Along with Bankoff's interest in dentistry were the piano and the guitar. He was fluent in Esperanto, created artistic sculptures, and was interested in the progressive development of computer technology. Above all, he was a specialist in the mathematical world and highly respected as an expert in the field of flat geometry. Since the 1940s, he lectured and published many articles as a co-author. Bankoff collaborated with Paul Erdős in a mathematics paper and therefore has an Erdős number 1.
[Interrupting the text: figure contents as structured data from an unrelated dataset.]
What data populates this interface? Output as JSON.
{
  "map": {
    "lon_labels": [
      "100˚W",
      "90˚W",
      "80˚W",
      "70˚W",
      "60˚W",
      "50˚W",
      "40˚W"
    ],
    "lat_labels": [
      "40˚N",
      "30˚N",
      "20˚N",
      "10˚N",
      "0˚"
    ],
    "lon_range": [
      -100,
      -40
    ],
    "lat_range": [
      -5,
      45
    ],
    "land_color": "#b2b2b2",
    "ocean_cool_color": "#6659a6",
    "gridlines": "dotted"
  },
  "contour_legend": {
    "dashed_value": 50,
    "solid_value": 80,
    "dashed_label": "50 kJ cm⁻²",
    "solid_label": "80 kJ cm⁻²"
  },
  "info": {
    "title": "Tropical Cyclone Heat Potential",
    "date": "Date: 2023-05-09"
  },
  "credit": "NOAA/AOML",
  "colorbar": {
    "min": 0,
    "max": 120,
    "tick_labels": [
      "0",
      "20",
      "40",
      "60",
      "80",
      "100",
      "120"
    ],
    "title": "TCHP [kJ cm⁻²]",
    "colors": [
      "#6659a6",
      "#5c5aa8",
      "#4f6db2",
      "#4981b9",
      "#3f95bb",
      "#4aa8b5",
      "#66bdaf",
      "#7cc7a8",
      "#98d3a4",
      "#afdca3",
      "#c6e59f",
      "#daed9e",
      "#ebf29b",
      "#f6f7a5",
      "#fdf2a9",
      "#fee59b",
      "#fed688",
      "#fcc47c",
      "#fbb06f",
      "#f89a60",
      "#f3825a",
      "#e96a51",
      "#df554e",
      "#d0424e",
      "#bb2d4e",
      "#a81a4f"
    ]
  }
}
From 1968 to 1981, Bankoff was the editor of the Problem Department of Pi Mu Epsilon Journals, where he was responsible for the publication of some 300 top problems in the area of plane geometry, particularly Morley's trisector theorem, and the arbelos of Archimedes. Among his discoveries with the arbelos was the Bankoff circle, which is equal in area to Archimedes' twin circles.

== Publications ==

- How Did Pappus Do It? The Mathematical Gardner, David A. Klarner ed. (Pridle, Weber & Schmidt, 1981).
- The Metamorphosis of the Butterfly Theorem, Mathematics Magazine, Mathematical Association of America, October 1987.
- "The Asymmetric Propeller," (with Paul Erdős and Murray S. Klamkin) Mathematics Magazine, 46 (1973), 270-272.